Attenzione, naviganti del
web che passate da queste parti: vi informo che dall’Australia, Melbourne per
la precisione, è arrivata una ragazzina di ventiquattro anni che non ha paura a
suonare la chitarra come la suonerebbe un uomo. E nemmeno ha paura a declinare
con una certa asprezza e stentorea energia quel verbo rock tanto vituperato in
nome della religione indie (ma quando ci prova a fare l’indie, come nell’iniziale,
e Pixies addicted, Elevetor Operator, lo fa meglio di chiunque altra).
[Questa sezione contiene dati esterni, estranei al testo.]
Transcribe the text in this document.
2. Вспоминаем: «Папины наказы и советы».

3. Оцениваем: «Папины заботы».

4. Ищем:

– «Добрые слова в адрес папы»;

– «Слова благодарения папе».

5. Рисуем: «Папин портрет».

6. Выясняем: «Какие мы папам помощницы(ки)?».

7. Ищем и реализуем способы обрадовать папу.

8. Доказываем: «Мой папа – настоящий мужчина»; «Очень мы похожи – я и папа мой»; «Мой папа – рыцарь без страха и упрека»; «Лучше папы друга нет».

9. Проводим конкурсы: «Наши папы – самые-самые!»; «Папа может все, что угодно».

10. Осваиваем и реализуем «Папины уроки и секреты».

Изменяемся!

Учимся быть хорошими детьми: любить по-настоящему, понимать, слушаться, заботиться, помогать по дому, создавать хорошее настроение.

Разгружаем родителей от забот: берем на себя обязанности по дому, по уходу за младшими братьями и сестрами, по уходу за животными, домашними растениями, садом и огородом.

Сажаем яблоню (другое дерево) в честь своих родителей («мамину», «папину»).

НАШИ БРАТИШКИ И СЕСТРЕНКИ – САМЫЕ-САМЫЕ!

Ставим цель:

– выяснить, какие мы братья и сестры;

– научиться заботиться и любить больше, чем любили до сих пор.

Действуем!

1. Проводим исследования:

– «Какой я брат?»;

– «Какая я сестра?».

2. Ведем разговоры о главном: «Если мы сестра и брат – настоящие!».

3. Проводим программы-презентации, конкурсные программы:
Courtney
Barnett vive di spontaneità, non deve creare formule, né seguire mode, ma suona
solo quello che le passa per il cervello e che le fa fremere il corpo. Prende
le distanze dalle schiere di dark ladies che oggi vanno per la maggiore e da
malinconiche derive goth (ma quando lo fa, come nella sulfurea Kim’s Caravan, lo
fa meglio di chiunque altra) e si limita a vedere il folk solo come una delle
tante possibilità di espressione (e quando lo fa, come nei languori country di
Depreston, lo fa meglio di chiunque altra). Semplicemente, imbraccia la
chitarra, alza il volume degli amplificatori e ci travolge di energia. Si
inventa un blues siderurgico, Small Poppies, e se la gioca sul filo di lana con
tutti i noise makers di professione, rilegge in chiave moderna i grandi
classici della gioventù sonica (il fragore slabbrato della feroce Pedestrian At
Best), si diverte col poppeggiare elettrico di Dead Fox, riesuma un certo
british rock anni ’60 con urticante leggerezza (Nobody Really Cares If You Don’t
Go To The Party), e alla fine dei giochi, ti piazza una sognante ballata
acustica per voce e chitarra (Boxing Day Blues), solo per farti capire che, se
vuole, un disco può suonartelo tutto così. I quarantaquattro minuti di
Sometimes I Sit And Think, And Sometimes I Just Sit, passano attraverso le
nostre orecchie più veloci di quanto si impieghi a leggere il titolo dato al
disco, lasciandoci alla fine quel desiderio maledetto di aggrapparci alle
cuffie e non lasciarle più. Un disco che, per dirla proprio tutta, possiede i
numeri per tenersi ben lontano da ogni ovvio paragone con la sferragliante
rabbia in quota riot grrrl, e che semplicemente ci restituisce un rock che non
ha paura di essere ciò che natura ha creato: urgenza espressiva, rumore e
filtri zero. Candidato a miglior album femminile per il 2015.
VOTO: 8
Blackswan, sabato 23/05/2015
5 commenti:
Wow. Sinceramente non l'ho mai sentito, e anche se non sono un'amante della chitarra, la trama mi attira.
:) :) wow :):)
@ Giulietta: Se passi da queste parti di chitarre ne ascolterai tante. Ma a prescindere dalla sei corde,l'importante è ascoltare buona musica :)
@ Offhegoes: Oh yeahhh ! :)
ma siamo proprio sicuri? e florence welch dove la mettiamo?
@ Giuseppe: di sicuro nella vita ci sono solo le ta sse e la morte. Ad ogni modo, il nuovo disco di Florence + Machine esce il 2 giugno, quindi ogni paragone al momento mi e' impossibile.